Last night, an idea came to me. I don't think it came from my own mind as it was just too perfectly formed to come from my imperfect thought process. The discussion was about how sometimes people come to us and at other times they seem to run from us. I remember when I first came out back in 1989. I had met a woman named Tammy and fallen HARD! The mental, emotional, and physical sensations were greater than anything I had ever experienced in my entire life up to that point. In just three months our intensity managed to burn me out and I ran away. I didn't know what to do with all that feeling. It was too much, too soon, too hard. Because the problem was that I was having this deep almost spiritual awakening and I didn't think I could tell anyone. As I said, it was 1989 and being a lesbian was just not something one did at the time. At least not in my experience. Up to then the only gay people I had ever heard about were the "freaks" decent people talked about in hushed whispers or Billy Crystal's character on Soap. I wanted to stand at the top of the mountain and scream my love for this woman but I was stopped by fear, self-loathing, self-doubt, SELF. It was the gossamer prison of my own making. True, society would try to punish me for being deviant but not nearly as much as I punished myself.
I made a geographic change and tried to be the good heterosexual I was supposed to be. I dated a few guys, one of them named Adolph. I carried a knife in my purse because I was afraid of the potential for violence from these men. I kept them at arm's length because I wasn't able to accept them into myself in any way. When I finally made the decision to accept myself, my life changed but it didn't become better. I began to feel comfortable in my own skin but I still didn't feel comfortable in the world. I still felt other.

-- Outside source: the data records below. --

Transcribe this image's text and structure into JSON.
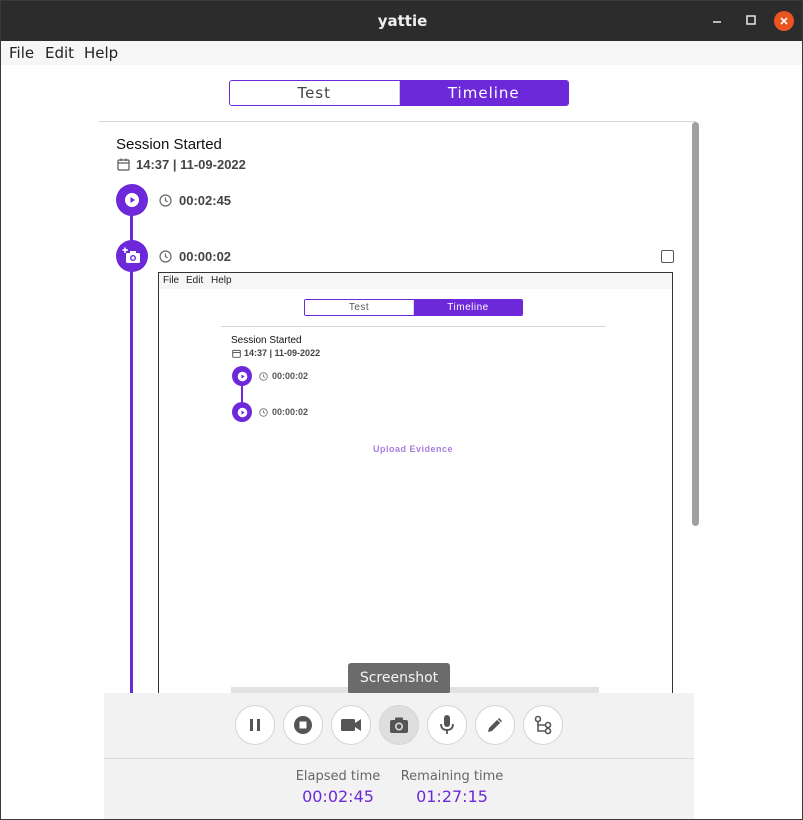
{
  "window": {
    "title": "yattie"
  },
  "menu": {
    "items": [
      "File",
      "Edit",
      "Help"
    ]
  },
  "tabs": {
    "test": "Test",
    "timeline": "Timeline",
    "active": "Timeline"
  },
  "session": {
    "title": "Session Started",
    "datetime": "14:37 | 11-09-2022"
  },
  "timeline": [
    {
      "type": "video",
      "time": "00:02:45"
    },
    {
      "type": "screenshot",
      "time": "00:00:02",
      "checked": false
    }
  ],
  "preview": {
    "menu": [
      "File",
      "Edit",
      "Help"
    ],
    "tabs": {
      "test": "Test",
      "timeline": "Timeline"
    },
    "session_title": "Session Started",
    "session_datetime": "14:37 | 11-09-2022",
    "entries": [
      {
        "time": "00:00:02"
      },
      {
        "time": "00:00:02"
      }
    ],
    "upload_label": "Upload Evidence"
  },
  "tooltip": "Screenshot",
  "toolbar": {
    "buttons": [
      "pause-icon",
      "stop-icon",
      "video-camera-icon",
      "camera-icon",
      "microphone-icon",
      "pencil-icon",
      "mindmap-icon"
    ],
    "elapsed_label": "Elapsed time",
    "elapsed_value": "00:02:45",
    "remaining_label": "Remaining time",
    "remaining_value": "01:27:15"
  },
  "colors": {
    "accent": "#6d28d9",
    "close_button": "#e95420",
    "titlebar": "#2c2c2c"
  }
}
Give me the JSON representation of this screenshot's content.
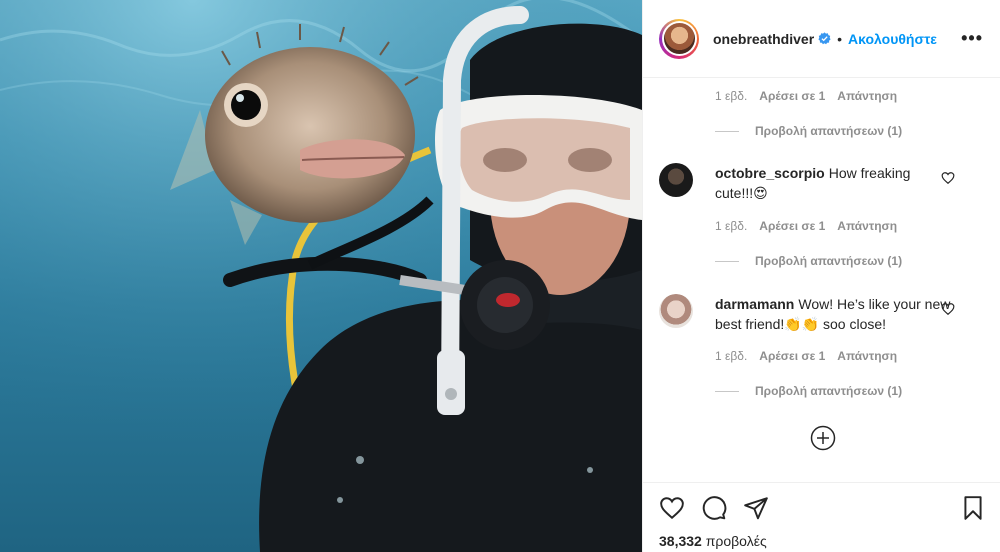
{
  "header": {
    "username": "onebreathdiver",
    "follow_label": "Ακολουθήστε",
    "separator": "•",
    "more_label": "•••"
  },
  "thread_top": {
    "meta": {
      "time": "1 εβδ.",
      "likes": "Αρέσει σε 1",
      "reply": "Απάντηση"
    },
    "view_replies": "Προβολή απαντήσεων (1)"
  },
  "comments": [
    {
      "username": "octobre_scorpio",
      "text": "How freaking cute!!!😍",
      "meta": {
        "time": "1 εβδ.",
        "likes": "Αρέσει σε 1",
        "reply": "Απάντηση"
      },
      "view_replies": "Προβολή απαντήσεων (1)"
    },
    {
      "username": "darmamann",
      "text": "Wow! He’s like your new best friend!👏👏 soo close!",
      "meta": {
        "time": "1 εβδ.",
        "likes": "Αρέσει σε 1",
        "reply": "Απάντηση"
      },
      "view_replies": "Προβολή απαντήσεων (1)"
    }
  ],
  "footer": {
    "view_count": "38,332",
    "view_label": "προβολές"
  },
  "colors": {
    "accent": "#0095f6",
    "muted": "#8e8e8e",
    "text": "#262626",
    "border": "#efefef"
  },
  "icons": [
    "verified-badge-icon",
    "more-options-icon",
    "heart-icon",
    "comment-icon",
    "share-icon",
    "bookmark-icon",
    "add-comment-icon"
  ]
}
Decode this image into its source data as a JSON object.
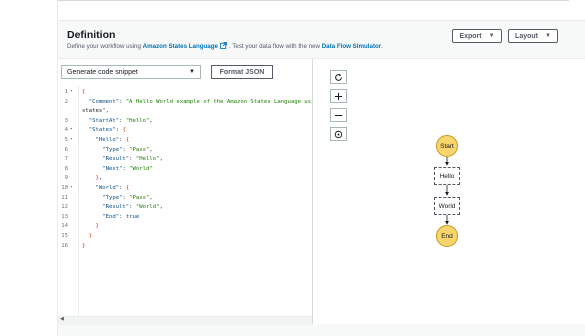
{
  "definition": {
    "title": "Definition",
    "desc_prefix": "Define your workflow using ",
    "asl_link": "Amazon States Language",
    "desc_middle": ". Test your data flow with the new ",
    "simulator_link": "Data Flow Simulator",
    "desc_suffix": "."
  },
  "header_buttons": {
    "export_label": "Export",
    "layout_label": "Layout"
  },
  "toolbar": {
    "snippet_select_value": "Generate code snippet",
    "format_json_label": "Format JSON"
  },
  "code": {
    "lines": [
      {
        "n": "1",
        "fold": true
      },
      {
        "n": "2",
        "fold": false
      },
      {
        "n": "",
        "fold": false
      },
      {
        "n": "3",
        "fold": false
      },
      {
        "n": "4",
        "fold": true
      },
      {
        "n": "5",
        "fold": true
      },
      {
        "n": "6",
        "fold": false
      },
      {
        "n": "7",
        "fold": false
      },
      {
        "n": "8",
        "fold": false
      },
      {
        "n": "9",
        "fold": false
      },
      {
        "n": "10",
        "fold": true
      },
      {
        "n": "11",
        "fold": false
      },
      {
        "n": "12",
        "fold": false
      },
      {
        "n": "13",
        "fold": false
      },
      {
        "n": "14",
        "fold": false
      },
      {
        "n": "15",
        "fold": false
      },
      {
        "n": "16",
        "fold": false
      }
    ],
    "text": [
      "{",
      "  \"Comment\": \"A Hello World example of the Amazon States Language using Pa",
      "states\",",
      "  \"StartAt\": \"Hello\",",
      "  \"States\": {",
      "    \"Hello\": {",
      "      \"Type\": \"Pass\",",
      "      \"Result\": \"Hello\",",
      "      \"Next\": \"World\"",
      "    },",
      "    \"World\": {",
      "      \"Type\": \"Pass\",",
      "      \"Result\": \"World\",",
      "      \"End\": true",
      "    }",
      "  }",
      "}"
    ]
  },
  "graph": {
    "nodes": {
      "start": "Start",
      "hello": "Hello",
      "world": "World",
      "end": "End"
    },
    "tools": [
      "refresh-icon",
      "zoom-in-icon",
      "zoom-out-icon",
      "center-icon"
    ]
  },
  "colors": {
    "link": "#0073bb",
    "terminal_node": "#f9d56e",
    "json_key": "#0b4f8b",
    "json_string": "#1d8102",
    "json_brace": "#d13212"
  }
}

I had numerous meaningless encounters with women I met in the bar, drunken grasping for something more intimate, more fulfilling. None of them made me whole. None of them made me feel better. None of them provided more than fleeting cold comfort. I was desperate for someone to love me. I was desperate for connection, for belonging, for something I was unable to identify. The only time I felt better was when I drank so I drank with a vengeance. I was working full time for the state at the time making good money but I didn't have two nickels to rub together because I had no idea how to manage my life. I spent money on cigarettes, booze, gas, rent, electricity, and food in that order. When I went to the bar, which was the only place to meet other gay people, and drank that first of many beers I felt better. I suddenly felt free to be myself, to act out, to talk to people, to flirt, to dance, to seduce. It was like armor I put on so that I could walk in the world without being wounded by others but also to contain my insides because they always felt as if they would tumble onto the floor if not held tightly in check.
What I didn't learn until years later was that intense sense of desperation was the reason people ran from me. I chased after them screaming "love me, fulfill me, make me whole" and they hurt themselves getting away from me. I sought out damaged people and tried to fill them, to fix them, but of course I couldn't. It took me a long time to realize that no material person, place, or thing outside myself can make me whole. Nothing of the world can fill that void inside me, can cover that hole, can make me whole.
Eventually I had to make another geographic move because things were changing around me and my philosphy was, "Leave them before they leave you." I moved to Witchita Falls for three months which was an unmitigated disaster and then back to Austin.That's when I met Star and graduated from chain mail of drinking to the stainless steel armor of drugs.
Which is a story for another time. It's 12:22pm on Sunday afternoon and already approaching 100F so I'm going swimming!